Portanto, toda e qualquer ausência do servidor público ao serviço deve sempre ser comunicada e motivada – e esse motivo deve ser mesmo de força maior – sobretudo se se tratar de ausência por períodos longos, como aqueles superiores a trintas dias consecutivos, pois do contrário esse servidor poderá deixar de sê-lo, porque certamente será demitido, bem como responderá a processo criminal, podendo ser, inclusive, condenado nessa esfera judicial.

Por Nayara Santana


[1] Lei n. 8.112/90. Art. 138 Configura abandono de cargo a ausência intencional do servidor ao serviço por mais de trinta dias consecutivos.

[2] GUIMARÃES, Francisco Xavier da Silva.

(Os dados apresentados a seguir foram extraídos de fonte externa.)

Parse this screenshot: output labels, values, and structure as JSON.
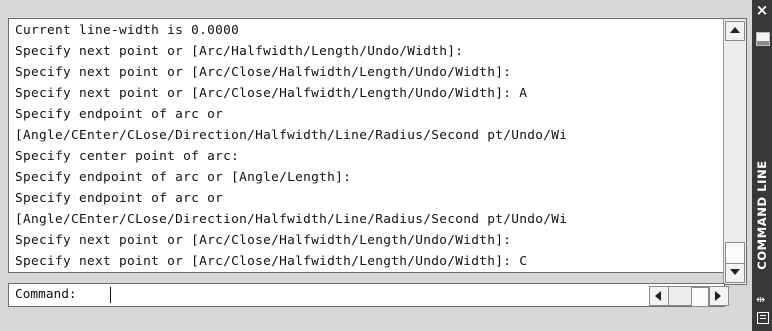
{
  "window": {
    "title": "COMMAND LINE",
    "close_glyph": "×"
  },
  "history": [
    "Current line-width is 0.0000",
    "Specify next point or [Arc/Halfwidth/Length/Undo/Width]:",
    "Specify next point or [Arc/Close/Halfwidth/Length/Undo/Width]:",
    "Specify next point or [Arc/Close/Halfwidth/Length/Undo/Width]: A",
    "Specify endpoint of arc or",
    "[Angle/CEnter/CLose/Direction/Halfwidth/Line/Radius/Second pt/Undo/Wi",
    "Specify center point of arc:",
    "Specify endpoint of arc or [Angle/Length]:",
    "Specify endpoint of arc or",
    "[Angle/CEnter/CLose/Direction/Halfwidth/Line/Radius/Second pt/Undo/Wi",
    "Specify next point or [Arc/Close/Halfwidth/Length/Undo/Width]:",
    "Specify next point or [Arc/Close/Halfwidth/Length/Undo/Width]: C"
  ],
  "command": {
    "prompt": "Command:",
    "value": ""
  },
  "icons": {
    "close": "close-icon",
    "properties": "properties-icon",
    "resize": "resize-icon",
    "list": "list-icon"
  }
}
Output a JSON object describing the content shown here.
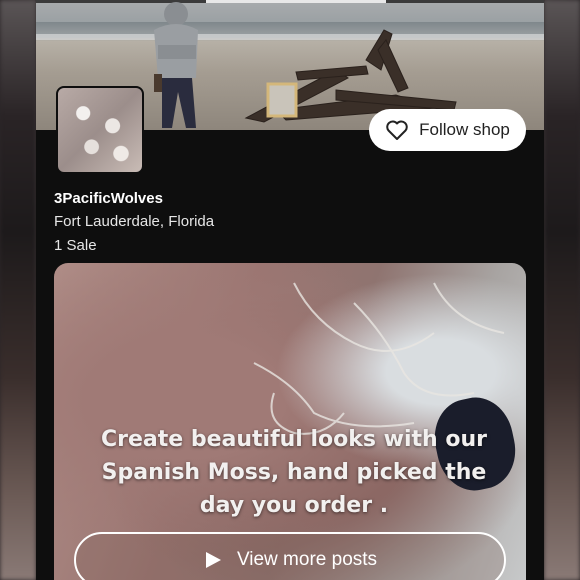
{
  "shop": {
    "name": "3PacificWolves",
    "location": "Fort Lauderdale, Florida",
    "sales": "1 Sale"
  },
  "follow_button": {
    "label": "Follow shop",
    "icon": "heart-outline-icon"
  },
  "post": {
    "caption": "Create beautiful looks with our Spanish Moss, hand picked the day you order ."
  },
  "view_more_button": {
    "label": "View more posts",
    "icon": "play-icon"
  },
  "colors": {
    "background": "#0e0e0e",
    "button_bg": "#ffffff",
    "text": "#ffffff"
  }
}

Regime disciplinar do servidor. Ed. Forense: 1998, p.66

[3] Lei n. 8.112/90.  Art. 133.  Detectada a qualquer tempo a acumulação ilegal de cargos, empregos ou funções públicas, a autoridade a que se refere o art. 143 notificará o servidor, por intermédio de sua chefia imediata, para apresentar opção no prazo improrrogável de dez dias, contados da data da ciência e, na hipótese de omissão, adotará procedimento sumário para a sua apuração e regularização imediata, cujo processo administrativo disciplinar se desenvolverá nas seguintes fases:

[4] Artigo: WARMLING, Glenda Liz de Paula. O processo disciplinar por abandono de cargo. Site Jus Navegandi.

[5] Lei n. 8.112/90. Art. 132.  A demissão será aplicada nos seguintes casos: […] II – abandono de cargo;

[6] Código Penal. Art. 323 – Abandonar cargo público, fora dos casos permitidos em lei: Pena – detenção, de quinze dias a um mês, ou multa. § 1º – Se do fato resulta prejuízo público: Pena – detenção, de três meses a um ano, e multa. § 2º – Se o fato ocorre em lugar compreendido na faixa de fronteira: Pena – detenção, de um a três anos, e multa.